PARP Inhibitors Gain Importance in Ovarian Cancer Lineup

Christina T. Loguidice
Published: Wednesday, Jan 15, 2020
Bradley J. Monk, MD

Bradley J. Monk, MD

PARP inhibitors are poised to acquire a stronger foothold in the frontline setting for advanced ovarian cancer, for which chemotherapy remains the backbone of treatment, according to a panel of gynecologic oncology experts who discussed the issue during an OncLive Peer Exchange® held during the European Society for Medical Oncology Congress 2019 (ESMO 2019). Chemotherapy ultimately fails most patients, but PARP inhibitors, which already have multiple indications in the recurrent setting, have a greater chance at providing cure when used earlier in the lineup, the panelists said.
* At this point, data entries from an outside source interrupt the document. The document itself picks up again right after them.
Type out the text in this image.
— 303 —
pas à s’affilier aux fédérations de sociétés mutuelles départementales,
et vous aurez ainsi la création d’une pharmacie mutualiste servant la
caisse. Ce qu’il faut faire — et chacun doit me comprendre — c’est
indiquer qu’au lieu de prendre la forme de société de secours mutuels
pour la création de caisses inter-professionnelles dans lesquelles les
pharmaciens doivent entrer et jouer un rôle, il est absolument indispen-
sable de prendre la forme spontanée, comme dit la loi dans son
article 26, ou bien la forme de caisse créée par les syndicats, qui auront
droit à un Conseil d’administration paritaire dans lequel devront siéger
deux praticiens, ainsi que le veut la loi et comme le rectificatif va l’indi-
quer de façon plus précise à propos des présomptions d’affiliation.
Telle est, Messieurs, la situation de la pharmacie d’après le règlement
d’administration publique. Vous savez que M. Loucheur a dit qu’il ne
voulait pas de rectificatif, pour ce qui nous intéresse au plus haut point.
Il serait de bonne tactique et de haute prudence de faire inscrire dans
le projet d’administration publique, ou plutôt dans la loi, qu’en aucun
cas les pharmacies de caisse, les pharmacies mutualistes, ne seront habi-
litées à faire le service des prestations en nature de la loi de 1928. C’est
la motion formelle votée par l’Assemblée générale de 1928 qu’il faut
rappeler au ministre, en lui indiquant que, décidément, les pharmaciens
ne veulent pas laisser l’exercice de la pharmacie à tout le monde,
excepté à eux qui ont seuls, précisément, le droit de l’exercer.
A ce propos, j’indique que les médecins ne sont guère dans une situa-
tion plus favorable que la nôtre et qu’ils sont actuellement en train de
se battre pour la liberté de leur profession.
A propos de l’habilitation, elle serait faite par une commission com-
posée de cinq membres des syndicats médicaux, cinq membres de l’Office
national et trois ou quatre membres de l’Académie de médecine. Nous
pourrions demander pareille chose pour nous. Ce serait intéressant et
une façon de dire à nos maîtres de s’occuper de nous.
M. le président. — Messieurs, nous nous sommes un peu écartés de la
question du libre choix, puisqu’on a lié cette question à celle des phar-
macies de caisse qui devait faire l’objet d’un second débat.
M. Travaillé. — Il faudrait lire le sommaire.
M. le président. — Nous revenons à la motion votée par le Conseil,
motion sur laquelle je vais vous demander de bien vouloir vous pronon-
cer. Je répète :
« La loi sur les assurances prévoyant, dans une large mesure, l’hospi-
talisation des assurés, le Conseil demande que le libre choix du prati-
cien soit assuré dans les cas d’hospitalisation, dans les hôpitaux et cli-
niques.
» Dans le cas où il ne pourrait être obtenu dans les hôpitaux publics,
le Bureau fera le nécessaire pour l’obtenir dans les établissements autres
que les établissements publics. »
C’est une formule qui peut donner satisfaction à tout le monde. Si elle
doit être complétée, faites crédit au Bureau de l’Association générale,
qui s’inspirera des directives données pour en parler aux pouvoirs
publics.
In ovarian cancer, PARP inhibitors have joined an increasing number of therapies in the treatment landscape, and indications for approved agents are continuing to expand as results of clinical trials show benefit in different patient subsets. Treatment decision making is therefore set to become more nuanced, particularly as investigators continue to evaluate the utility of certain biomarkers and their diagnostic assays in clinical trials.

The panelists also examined how certain biomarkers predict the efficacy of PARP inhibitors and how these agents compare with bevacizumab (Avastin), another targeted agent approved for advanced, newly diagnosed, and recurrent high-grade serous or endometrioid ovarian, primary peritoneal, or fallopian tube cancer. They also discussed a novel antibody-drug conjugate being assessed in the recurrent setting that likely would have ceased being developed had a biomarker assay error not been identified.

Although biomarkers in ovarian cancer are still being investigated, they are starting to shape care, with most indications of currently approved targeted agents requiring use of a companion diagnostic to guide patient selection. “I think we’re turning ovarian cancer into a rarer and rarer disease with these subsets, which will help us do better, smaller, smarter trials to move things forward. It’s an exciting time,” panelist Kathleen Moore, MD, said.